В вагоне, между Тихонькой и Волочаевкой, за перегородкой кто-то неторопливо гудел архиерейским басом:

— Ведь вот, вы говорите — евреи… А никогда вам евреи не сварят стерляжью уху как следует.

Говоривший откусил с треском кусок сахару и, хлебая чай, продолжал:

— Я вам как пчеловод скажу… Стерляжью уху надо варить как? Надобно наловить ершей, отварить из тех ершей уху, и чтоб на медленном огне, чтоб хорошо уварилась. А потом, когда разварятся ерши окончательно, — их тогда д-долой, уху отцедить через тряпочку, а в этой, в ершовой ухе только тогда и варить стерлядь.

Бас говорил медленно, с расстановкой, очень наставительно. Можно было даже, сидя за стенкой, представить себе его жесты.

Выдержав паузу, он воскликнул:

— Ну, а теперь взять евреев… Я, боже упаси, не антисемит. Но евреи!.. Ну, подумайте сами! Евреи — это рыба-фиш. Им щуку подай, да потяжеле, да закати в нее перцу побольше, да нафаршируй ее…

В голосе было пренебрежение, но, правда, снисходительное. Бас даже спохватился:

— Грешно сказать, — ведь и щука по-еврейски— т-то-о-оже бывает, знаете, зн-наменитая! Иная тебе евреечка такую щуку заправит, что, конечно, пальцы оближешь… Но это — где? Это — на Украине.

Бас опустился до полушопота, но тотчас опять повысил голос:

— А в наших местах — это вам не Украина. Здесь рыбу-фиш и не жди. Здесь… здесь…

Он подыскивал слова. Нашел:

— Здесь евреям придется круто… Куда им со здешней жизнью управиться? Это я вам как пчеловод скажу.

Собеседник баса, доселе молчавший, сказал жидким тенорком:

— Они, евреи, до щуки мастера, потому что щуку — сходил на базар и купил.
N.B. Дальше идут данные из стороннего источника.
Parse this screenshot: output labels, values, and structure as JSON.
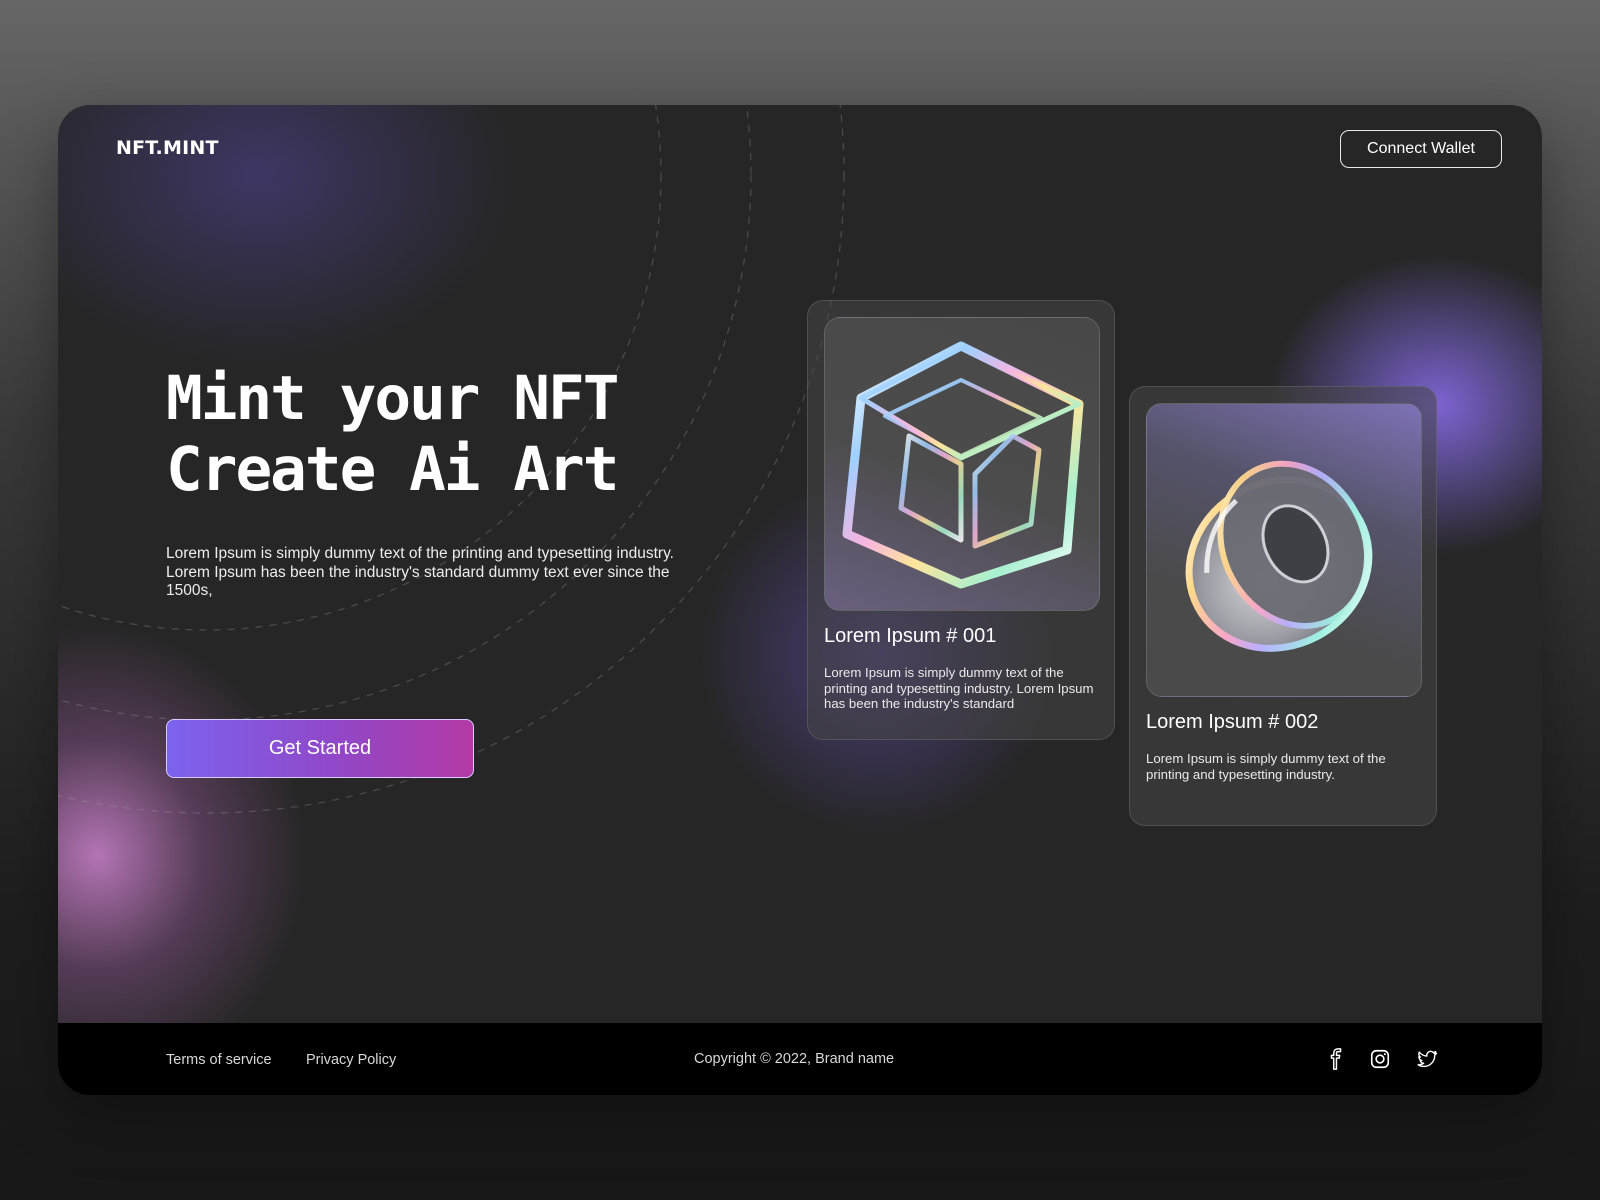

А здесь тебе, в Биробиджане, на базар не сходишь и рыбы не купишь. Либо сам налови, либо так сиди… А уж наловить…

Последней фразы он не закончил: и так понятно, что ловить рыбу в диких таежных реках — не еврейское дело.
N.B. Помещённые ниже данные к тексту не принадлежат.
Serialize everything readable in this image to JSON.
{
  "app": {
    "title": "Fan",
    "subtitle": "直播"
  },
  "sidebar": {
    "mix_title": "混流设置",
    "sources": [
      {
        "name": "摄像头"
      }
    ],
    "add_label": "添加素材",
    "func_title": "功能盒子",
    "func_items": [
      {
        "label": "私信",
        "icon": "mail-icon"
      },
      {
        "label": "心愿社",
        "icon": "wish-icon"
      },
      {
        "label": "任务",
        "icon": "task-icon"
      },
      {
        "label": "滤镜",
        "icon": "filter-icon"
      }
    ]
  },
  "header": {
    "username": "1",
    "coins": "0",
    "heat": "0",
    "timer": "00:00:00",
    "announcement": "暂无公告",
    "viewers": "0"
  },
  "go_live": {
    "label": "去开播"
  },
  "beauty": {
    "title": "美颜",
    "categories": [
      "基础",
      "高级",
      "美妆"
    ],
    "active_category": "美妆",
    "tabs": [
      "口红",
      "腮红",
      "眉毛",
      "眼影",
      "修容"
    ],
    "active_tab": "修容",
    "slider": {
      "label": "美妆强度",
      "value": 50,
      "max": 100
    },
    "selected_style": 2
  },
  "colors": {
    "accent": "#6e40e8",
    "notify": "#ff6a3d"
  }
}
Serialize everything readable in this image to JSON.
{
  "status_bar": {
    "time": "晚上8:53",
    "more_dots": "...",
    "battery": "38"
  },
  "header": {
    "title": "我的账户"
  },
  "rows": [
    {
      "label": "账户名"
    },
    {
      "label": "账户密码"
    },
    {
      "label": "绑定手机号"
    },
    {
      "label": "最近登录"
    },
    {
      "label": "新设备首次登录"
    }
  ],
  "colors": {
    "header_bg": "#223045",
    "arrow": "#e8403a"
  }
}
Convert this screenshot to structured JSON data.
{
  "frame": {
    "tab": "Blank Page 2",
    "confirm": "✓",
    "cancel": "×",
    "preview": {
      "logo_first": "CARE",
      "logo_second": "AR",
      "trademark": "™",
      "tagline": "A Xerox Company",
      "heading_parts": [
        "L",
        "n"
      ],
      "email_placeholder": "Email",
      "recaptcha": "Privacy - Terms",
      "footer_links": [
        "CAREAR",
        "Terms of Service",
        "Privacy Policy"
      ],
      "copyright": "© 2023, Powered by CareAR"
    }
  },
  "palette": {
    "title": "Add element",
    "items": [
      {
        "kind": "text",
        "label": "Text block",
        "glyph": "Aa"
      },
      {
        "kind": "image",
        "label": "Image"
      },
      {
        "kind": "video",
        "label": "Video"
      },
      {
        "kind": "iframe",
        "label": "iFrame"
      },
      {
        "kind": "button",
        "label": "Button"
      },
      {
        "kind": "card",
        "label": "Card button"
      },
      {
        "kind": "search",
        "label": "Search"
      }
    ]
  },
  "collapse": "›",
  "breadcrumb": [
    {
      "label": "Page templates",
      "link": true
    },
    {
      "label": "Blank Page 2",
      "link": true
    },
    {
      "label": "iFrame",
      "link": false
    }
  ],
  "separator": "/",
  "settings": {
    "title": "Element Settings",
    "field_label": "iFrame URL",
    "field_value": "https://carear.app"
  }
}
Тенор высказался далее в том смысле, что никогда евреи, как племя слабое, не удержатся в Биробиджане.

Пчеловод, густо кашляя, соглашался с этим взглядом.

Разговор происходил в вагоне поезда, шедшего в Хабаровск. Я слушал его внимательно. Меня всегда интересует, что думают пчеловоды о разных сторонах еврейской жизни. Но мне надо было сойти на станции Волочаевка, — я ехал в еврейскую коммуну Икор.
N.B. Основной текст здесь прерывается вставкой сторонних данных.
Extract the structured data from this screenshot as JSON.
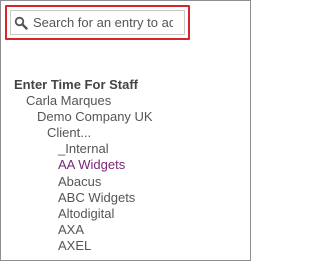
{
  "search": {
    "placeholder": "Search for an entry to add",
    "icon": "search-icon"
  },
  "highlight_color": "#d7262b",
  "tree": {
    "heading": "Enter Time For Staff",
    "staff": "Carla Marques",
    "company": "Demo Company UK",
    "client_group": "Client...",
    "clients": [
      "_Internal",
      "AA Widgets",
      "Abacus",
      "ABC Widgets",
      "Altodigital",
      "AXA",
      "AXEL"
    ],
    "selected_client": "AA Widgets",
    "selected_color": "#7a2678"
  }
}
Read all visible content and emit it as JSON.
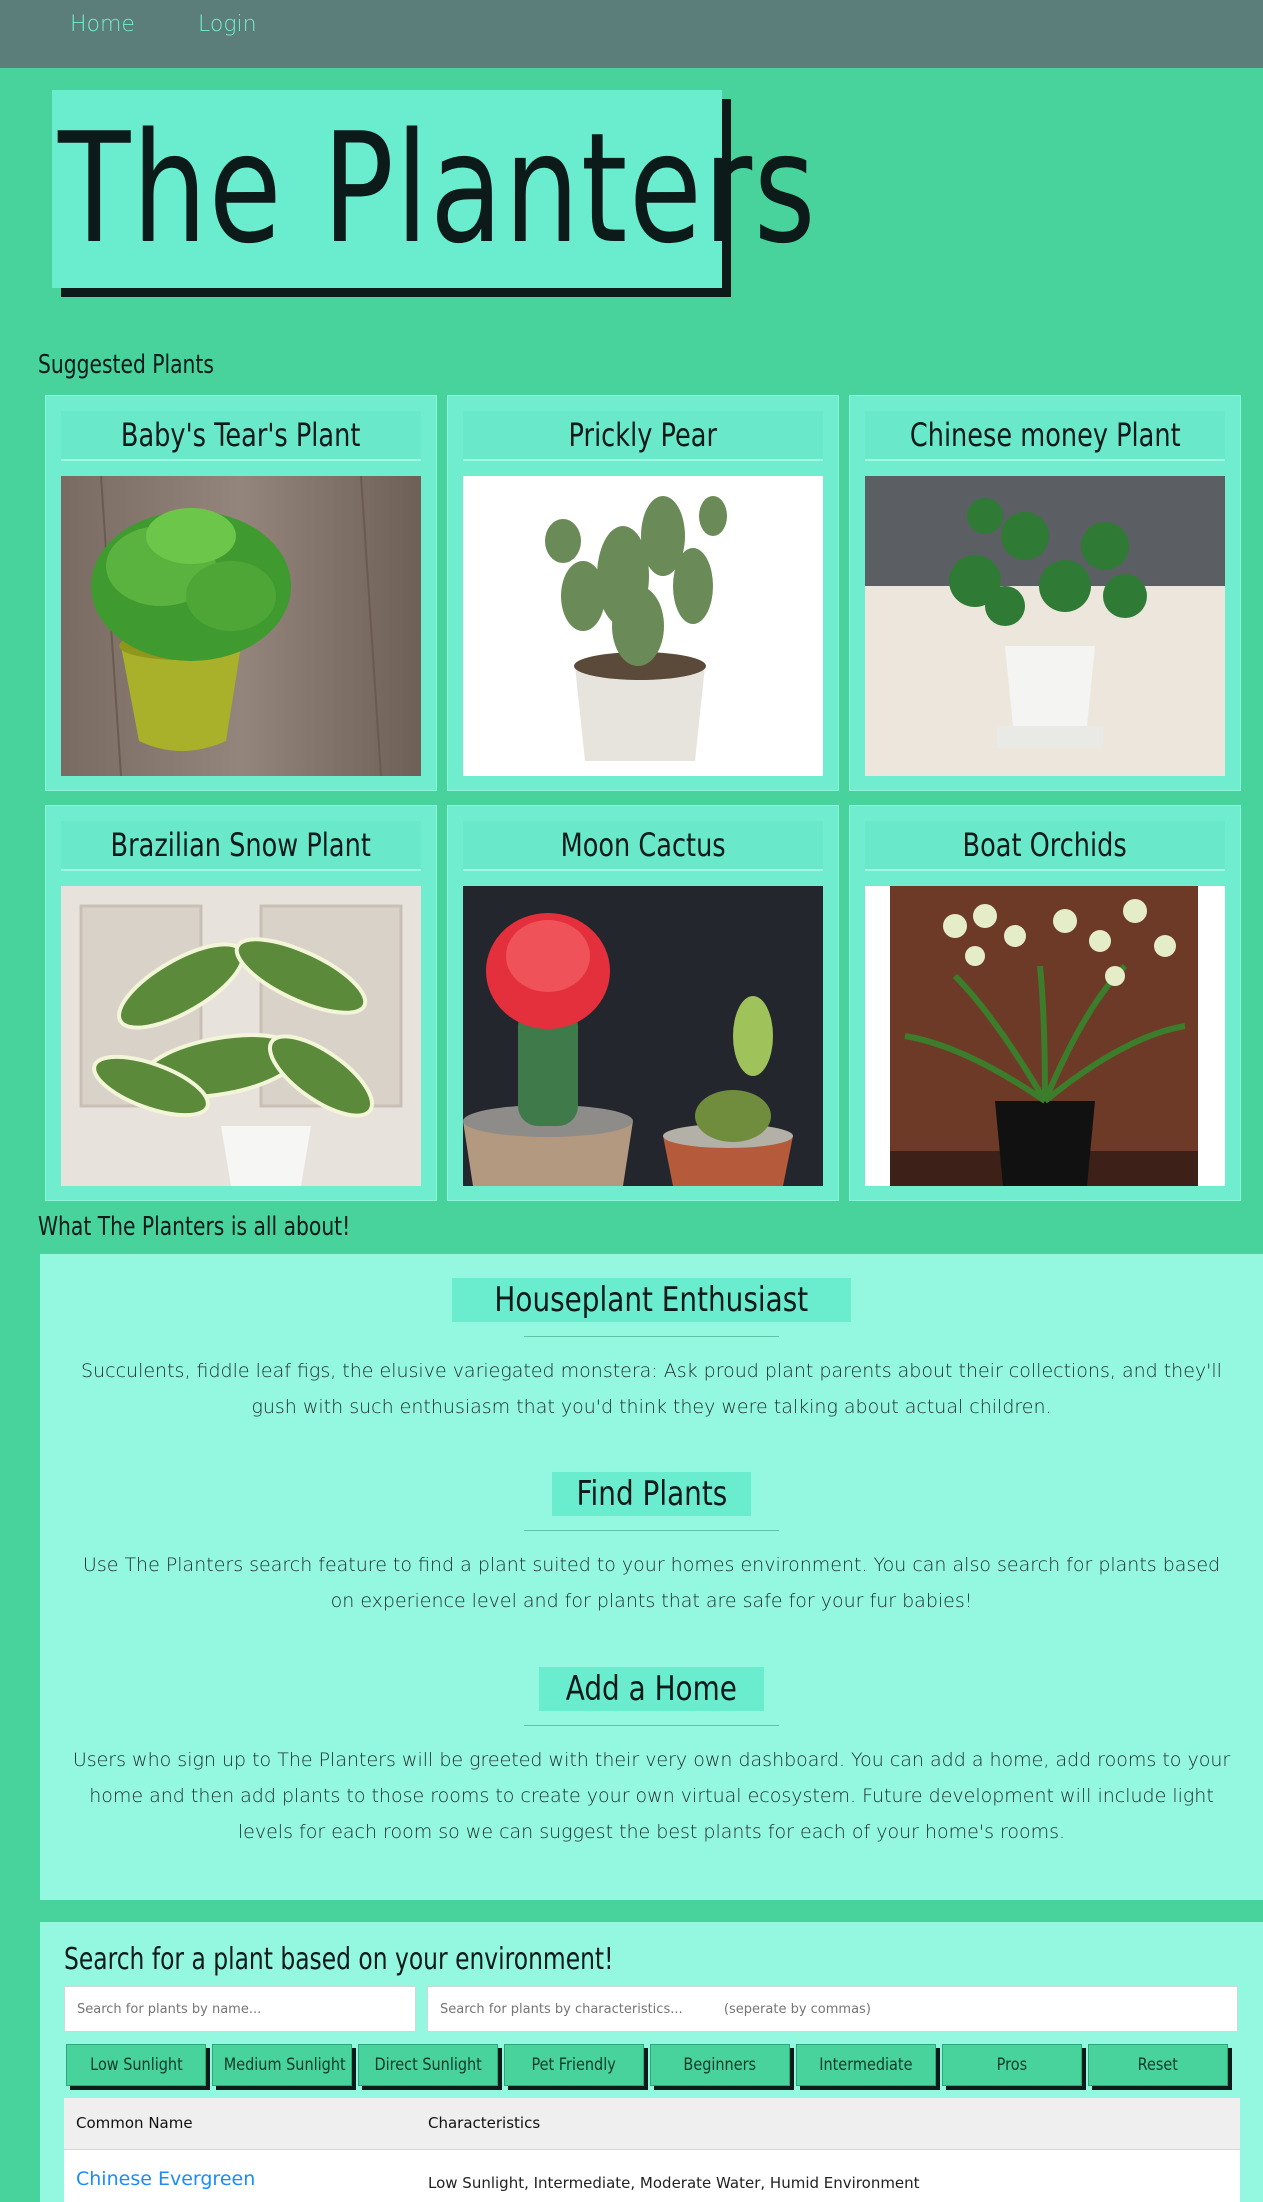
{
  "nav": {
    "home": "Home",
    "login": "Login"
  },
  "hero": {
    "title": "The Planters"
  },
  "suggested": {
    "heading": "Suggested Plants",
    "cards": [
      {
        "name": "Baby's Tear's Plant"
      },
      {
        "name": "Prickly Pear"
      },
      {
        "name": "Chinese money Plant"
      },
      {
        "name": "Brazilian Snow Plant"
      },
      {
        "name": "Moon Cactus"
      },
      {
        "name": "Boat Orchids"
      }
    ]
  },
  "about": {
    "heading": "What The Planters is all about!",
    "sections": [
      {
        "title": "Houseplant Enthusiast",
        "text": "Succulents, fiddle leaf figs, the elusive variegated monstera: Ask proud plant parents about their collections, and they'll gush with such enthusiasm that you'd think they were talking about actual children."
      },
      {
        "title": "Find Plants",
        "text": "Use The Planters search feature to find a plant suited to your homes environment. You can also search for plants based on experience level and for plants that are safe for your fur babies!"
      },
      {
        "title": "Add a Home",
        "text": "Users who sign up to The Planters will be greeted with their very own dashboard. You can add a home, add rooms to your home and then add plants to those rooms to create your own virtual ecosystem. Future development will include light levels for each room so we can suggest the best plants for each of your home's rooms."
      }
    ]
  },
  "search": {
    "title": "Search for a plant based on your environment!",
    "name_placeholder": "Search for plants by name...",
    "char_placeholder": "Search for plants by characteristics...          (seperate by commas)",
    "filters": [
      "Low Sunlight",
      "Medium Sunlight",
      "Direct Sunlight",
      "Pet Friendly",
      "Beginners",
      "Intermediate",
      "Pros",
      "Reset"
    ],
    "table": {
      "columns": [
        "Common Name",
        "Characteristics"
      ],
      "rows": [
        {
          "name": "Chinese Evergreen",
          "characteristics": "Low Sunlight, Intermediate, Moderate Water, Humid Environment"
        }
      ]
    }
  },
  "colors": {
    "background": "#48d39c",
    "navbar": "#5c7e7a",
    "nav_link": "#6ff0cc",
    "card": "#6fedce",
    "panel": "#94f7e0",
    "link": "#1a8cff"
  }
}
На вокзале почти никого не было. Стояли двое железнодорожников и с ними молодой мордастый казак, рослый, крепкий. Одет он был в ладную поддевку, а из-под шапки-кубанки, выбиваясь на самое ухо, висел клок тяжелых и лихих кудрей.

Я рассчитывал, что на станции будет кто-нибудь из Икора.

— Да вот ведь он из Икора! — сказал железнодорожник, указывая на мордастого казака.

Мордастый, действительно, был член коммуны «Икор», еврейский парень из-под Минска. Он приехал в Биробиджан в мае прошлого года и провел здесь первый и самый мучительный период колонизации, когда разбегались все, а оставались только фанатики. Он остался, перенес дожди, наводнение, гнус, голод, падеж скота, морозы, развал, деморализацию и склоку. И вот у него налились щеки здоровьем, которое можно взять руками, и над ухом раскачиваются кудри.

Коммуна Икор состоит из 16 молодых парней. Они все переехали из Белоруссии, из жалких местечек, в которых люди в течение ряда поколений промышляли нищетой. Если бы не революция, эти парни, пожалуй, все сидели бы сегодня в еши-ботах и зубрили казуистику талмуда:

«На огне стоял горшок из-под молока, и в горшке кипятилась вода, и горшок лопнул, и вода выбежала и подмочила другой горшок, в котором варили мясную пищу. Спрашивается, можно ли продолжать варить в нем мясо или его коширность нарушилась и горшок не годится, потому что произошло смешение мясного с молочным?»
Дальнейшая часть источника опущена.